- For members of the Legion of the Orient, Army of the Levant and Lebanese Armed Forces who were killed and have no known grave
- Unveiled: August 1, 1945; 81 years ago
- Location: 33°52′43″N 35°30′55″E﻿ / ﻿33.8786°N 35.5154°E near Beirut City, Mathaf
- المجد والخلود لشهدائنا الأبطال (As inscribed in Arabic along with a Cedrus Libani centered by Laurus nobilis & Roman columns.) "Gloire et Éternité à nos Héros Martyrs" (Fr) "Glory and Immortality for our Martyred Heroes" (Eng)

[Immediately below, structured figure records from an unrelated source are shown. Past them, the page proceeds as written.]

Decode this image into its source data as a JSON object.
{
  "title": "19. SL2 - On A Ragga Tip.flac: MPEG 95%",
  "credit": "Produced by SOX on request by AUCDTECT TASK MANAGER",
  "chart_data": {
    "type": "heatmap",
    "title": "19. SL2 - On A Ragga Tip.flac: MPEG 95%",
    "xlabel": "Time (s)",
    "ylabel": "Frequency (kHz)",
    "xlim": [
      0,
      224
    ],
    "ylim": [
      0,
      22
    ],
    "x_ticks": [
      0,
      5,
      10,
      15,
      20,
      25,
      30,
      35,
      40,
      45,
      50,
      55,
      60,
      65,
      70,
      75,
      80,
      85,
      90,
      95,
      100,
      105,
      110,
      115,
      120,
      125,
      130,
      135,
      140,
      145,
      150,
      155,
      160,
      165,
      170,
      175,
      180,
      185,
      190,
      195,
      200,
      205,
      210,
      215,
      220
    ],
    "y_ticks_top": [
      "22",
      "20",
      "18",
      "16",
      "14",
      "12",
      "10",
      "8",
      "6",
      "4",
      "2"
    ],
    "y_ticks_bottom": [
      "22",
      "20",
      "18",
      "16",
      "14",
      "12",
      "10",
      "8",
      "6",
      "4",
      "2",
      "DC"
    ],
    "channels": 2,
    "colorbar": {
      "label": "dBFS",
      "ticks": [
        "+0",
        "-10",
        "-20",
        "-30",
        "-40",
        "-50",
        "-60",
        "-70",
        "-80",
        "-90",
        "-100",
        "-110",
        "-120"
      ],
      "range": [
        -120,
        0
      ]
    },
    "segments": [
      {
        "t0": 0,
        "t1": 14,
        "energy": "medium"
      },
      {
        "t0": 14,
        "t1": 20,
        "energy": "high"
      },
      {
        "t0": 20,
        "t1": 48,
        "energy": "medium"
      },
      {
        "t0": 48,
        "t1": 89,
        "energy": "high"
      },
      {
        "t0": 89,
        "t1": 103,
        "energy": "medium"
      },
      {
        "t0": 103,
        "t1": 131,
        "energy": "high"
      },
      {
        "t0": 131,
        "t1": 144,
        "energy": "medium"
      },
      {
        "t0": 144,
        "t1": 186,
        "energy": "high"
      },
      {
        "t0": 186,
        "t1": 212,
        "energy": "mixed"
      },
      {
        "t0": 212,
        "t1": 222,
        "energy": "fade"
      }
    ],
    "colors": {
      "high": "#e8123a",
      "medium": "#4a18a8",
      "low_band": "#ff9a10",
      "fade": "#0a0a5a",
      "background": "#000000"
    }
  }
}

= Tomb of the Unknown Soldier (Lebanon) =

Military memorial in Beirut

The Tomb of the Unknown Soldier in Beirut, Lebanon, commemorates Lebanese soldiers who served and died during the French Mandate of Lebanon from 1920 to 1943; of the Legion of the Orient (a unit formed by the French in 1916, during World War I) and its successor the Army of the Levant. The tomb also represents the forming and independence of the Lebanese Armed Forces from the French Armed Forces in 1943. The cenotaph in the middle includes a Cedrus libani tree centered by a laurel; the main symbol of Roman legions. Around the cedar tree and laurel reads in Arabic: "Glory and Immortality for our Martyred Heroes". Behind the cenotaph are original Roman columns that date back to the time of the Roman Empire.